Les citoyens en herbe que sont les élèves du primaire sont pour la plupart démunis de culture démocratique et environnementale. Illustration parfaite de leur maigre bagage civique, peu d’élèves sont capables de réciter par cœur l’hymne national, et comprendre l’importance de protéger notre environnement.
A l’école de Dikhil 3, on m’avait confié une classe de 2ème Année de 37 élèves. A la récréation, les enfants ont l’habitude d’acheter des glaces et des sucreries. Après en avoir fini, je remarquais qu’ils jetaient l’emballage par terre, malgré la présence de bennes à ordure de fortune disposées par le directeur dans la cour. Le gardien s’échinait ensuite à ramasser les détritus à la fin de la pause. Les enfants n’hésitaient pas non plus, au cours de leurs jeux, à piétiner les arbustes du jardin situé devant les classes, s’introduisant dans les parterres pour récupérer une balle ou pour tout simplement atteindre plus vite leur classe.
Au bout d’un mois, je demandais à quelques élèves volontaires de rester avec moi à la récréation. Je leur expliquais en quelques mots l’idée : ramasser les saletés de la cour de récréation.
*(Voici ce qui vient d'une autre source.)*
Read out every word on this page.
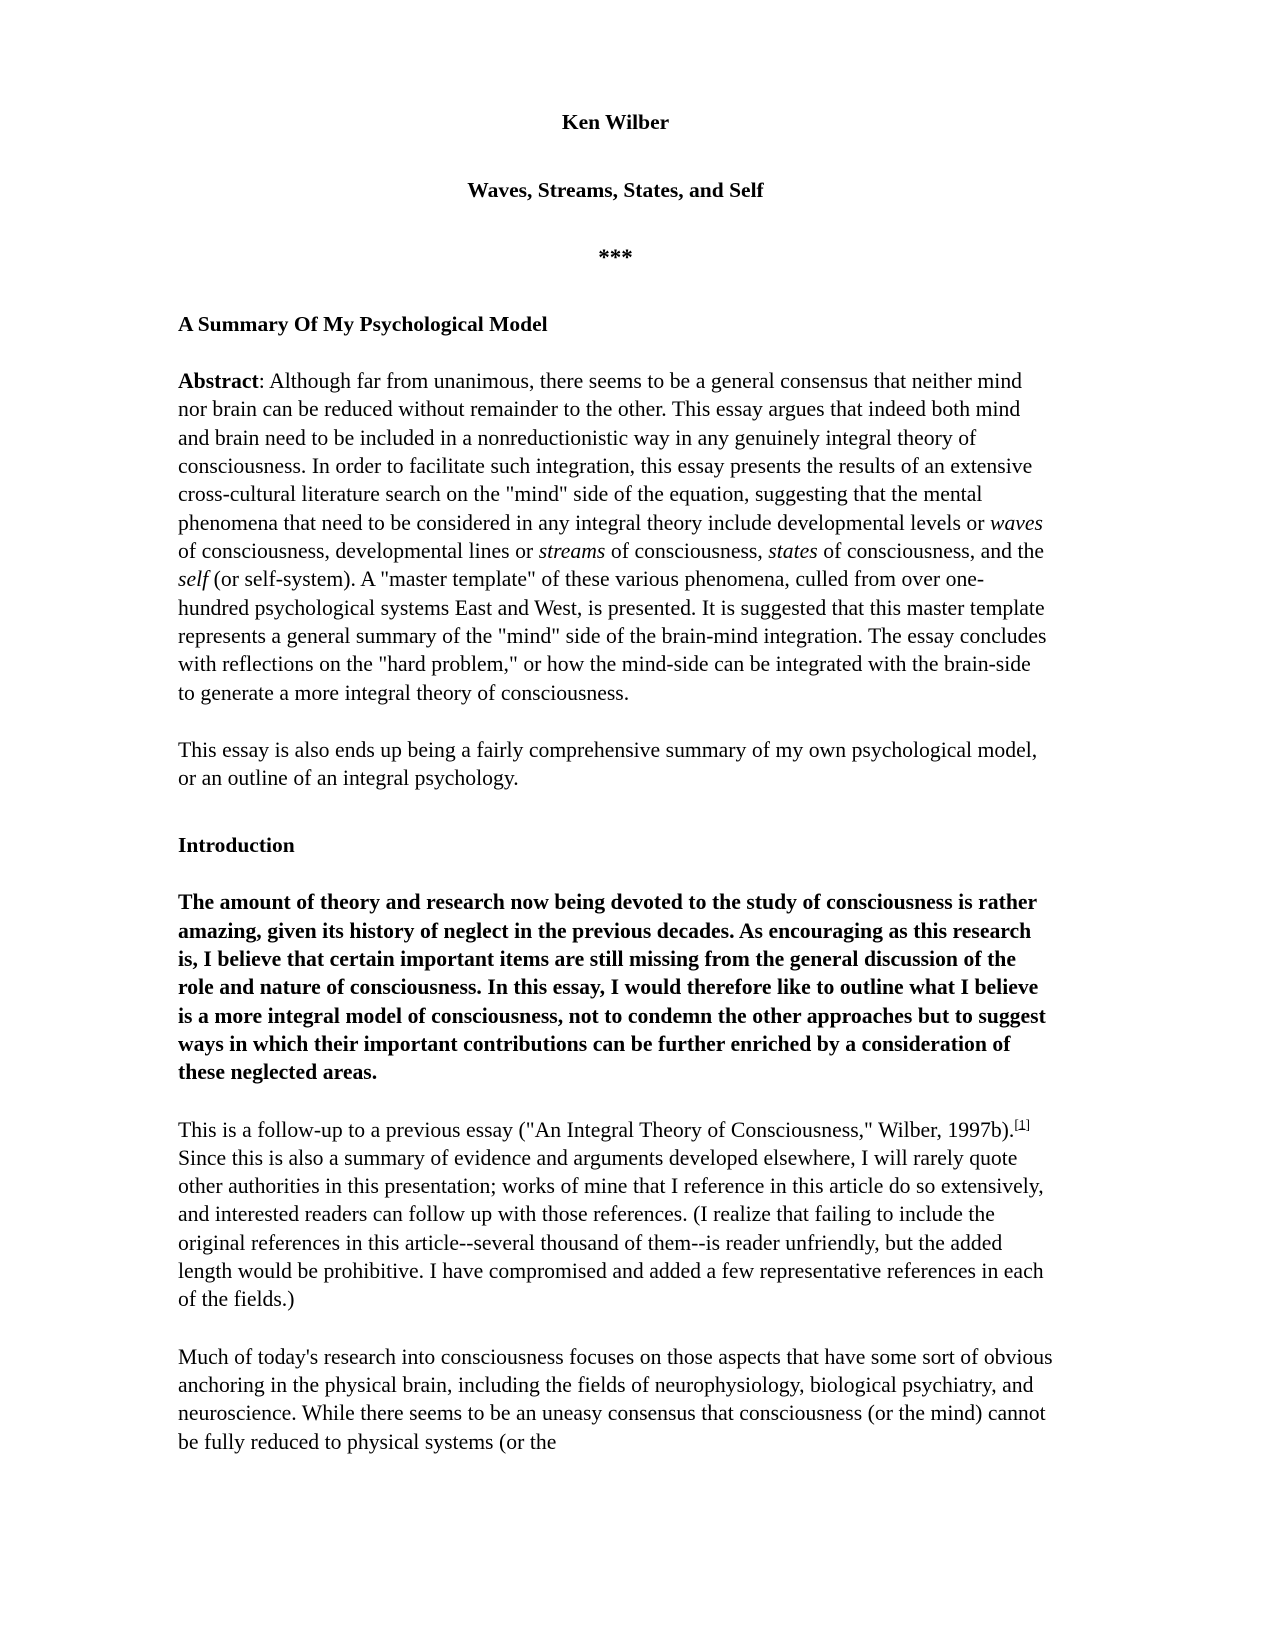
Ken Wilber
Waves, Streams, States, and Self
***
A Summary Of My Psychological Model

Abstract: Although far from unanimous, there seems to be a general consensus that neither mind nor brain can be reduced without remainder to the other. This essay argues that indeed both mind and brain need to be included in a nonreductionistic way in any genuinely integral theory of consciousness. In order to facilitate such integration, this essay presents the results of an extensive cross-cultural literature search on the "mind" side of the equation, suggesting that the mental phenomena that need to be considered in any integral theory include developmental levels or waves of consciousness, developmental lines or streams of consciousness, states of consciousness, and the self (or self-system). A "master template" of these various phenomena, culled from over one-hundred psychological systems East and West, is presented. It is suggested that this master template represents a general summary of the "mind" side of the brain-mind integration. The essay concludes with reflections on the "hard problem," or how the mind-side can be integrated with the brain-side to generate a more integral theory of consciousness.

This essay is also ends up being a fairly comprehensive summary of my own psychological model, or an outline of an integral psychology.

Introduction

The amount of theory and research now being devoted to the study of consciousness is rather amazing, given its history of neglect in the previous decades. As encouraging as this research is, I believe that certain important items are still missing from the general discussion of the role and nature of consciousness. In this essay, I would therefore like to outline what I believe is a more integral model of consciousness, not to condemn the other approaches but to suggest ways in which their important contributions can be further enriched by a consideration of these neglected areas.

This is a follow-up to a previous essay ("An Integral Theory of Consciousness," Wilber, 1997b).[1] Since this is also a summary of evidence and arguments developed elsewhere, I will rarely quote other authorities in this presentation; works of mine that I reference in this article do so extensively, and interested readers can follow up with those references. (I realize that failing to include the original references in this article--several thousand of them--is reader unfriendly, but the added length would be prohibitive. I have compromised and added a few representative references in each of the fields.)

Much of today's research into consciousness focuses on those aspects that have some sort of obvious anchoring in the physical brain, including the fields of neurophysiology, biological psychiatry, and neuroscience. While there seems to be an uneasy consensus that consciousness (or the mind) cannot be fully reduced to physical systems (or the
Ceci provoqua l’étonnement général, à la vue d’un enseignant accroupi près du jardin à ramasser les détritus, au milieu de ses élèves. Certains, venus d’autres classes, vinrent nous voir et nous interroger. « Monsieur, qu’est-ce que tu fais ? Mais c’est le travail du gardien, ça ! » Après la récréation, une discussion animée débuta à propos du ramassage des ordures que moi et les volontaires avions effectué. Les élèves semblaient sidérés à l’idée de s’occuper de la propreté de l’école, du moment que l’on pouvait compter sur le gardien. Je leur posais une question : « Pourquoi nettoie-t-on notre maison ? » La réponse était évidente, et en amenait une série d’autres questions jusqu’à la dernière : « A qui appartient l’école ? » A l’Etat, au pays, mais surtout et avant tout à nous, enseignants et élèves. C’est pourquoi nous devons nous soucier de sa propreté, et de la protection du jardin et des arbres.
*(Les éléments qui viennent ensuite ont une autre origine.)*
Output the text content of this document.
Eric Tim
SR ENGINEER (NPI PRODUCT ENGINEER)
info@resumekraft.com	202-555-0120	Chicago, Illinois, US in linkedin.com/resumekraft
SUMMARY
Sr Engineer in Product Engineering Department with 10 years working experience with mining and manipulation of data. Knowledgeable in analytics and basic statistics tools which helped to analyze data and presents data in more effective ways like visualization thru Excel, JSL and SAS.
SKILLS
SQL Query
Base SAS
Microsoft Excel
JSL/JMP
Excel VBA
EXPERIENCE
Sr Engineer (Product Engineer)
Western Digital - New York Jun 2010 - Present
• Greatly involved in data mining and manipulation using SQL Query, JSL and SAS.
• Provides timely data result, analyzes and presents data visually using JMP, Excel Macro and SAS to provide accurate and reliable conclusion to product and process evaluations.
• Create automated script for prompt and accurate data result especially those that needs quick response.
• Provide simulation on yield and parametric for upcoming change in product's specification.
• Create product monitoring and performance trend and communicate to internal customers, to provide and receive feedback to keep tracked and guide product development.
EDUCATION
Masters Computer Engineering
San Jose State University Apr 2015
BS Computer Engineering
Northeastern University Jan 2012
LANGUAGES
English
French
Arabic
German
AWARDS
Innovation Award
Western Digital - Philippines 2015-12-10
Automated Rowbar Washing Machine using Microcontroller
C’est ainsi que commença notre projet de classe sur la propreté de « notre » école. A chaque récréation, plusieurs groupes autonomes de trois élèves s’occupaient de ramasser les poubelles dans la cour et tout autour du jardin. Je chargeais un élève de déterminer la composition des groupes et de le reporter sur un cahier. Tout le monde était tenu de ne pas casser les branches des arbustes et de dénoncer celui ou celle qui contrevient à cette règle. A la fin de la récréation, il n’y avait plus désormais un seul morceau de détritus ou de branchages qui traînait. Le directeur me promit d’offrir des cahiers et des crayons aux élèves les plus actifs. La remise des cadeaux, à la fin de chaque semaine, se faisait dans une ambiance solonelle, qui récompensait l’amour-propre des enfants et les incitait à continuer leurs efforts.
Le résultat fut impressionnant : les élèves de toutes les classes proposèrent leur aide, tout le monde commença à utiliser les bennes à ordure, et ceux qui endommageaient les fleurs du jardin était immédiatement dénoncés.
Les élèves se souviendront certainement de cet épisode comme une aventure amusante. Cependant, j’espère leur avoir inculqué un tant soit peu le respect de l’environnement et le désir de s’engager dans une activité d’intérêt général : quelques graines qui, bien entretenues, sauront germer dans l’esprit des ces jeunes citoyens en herbe.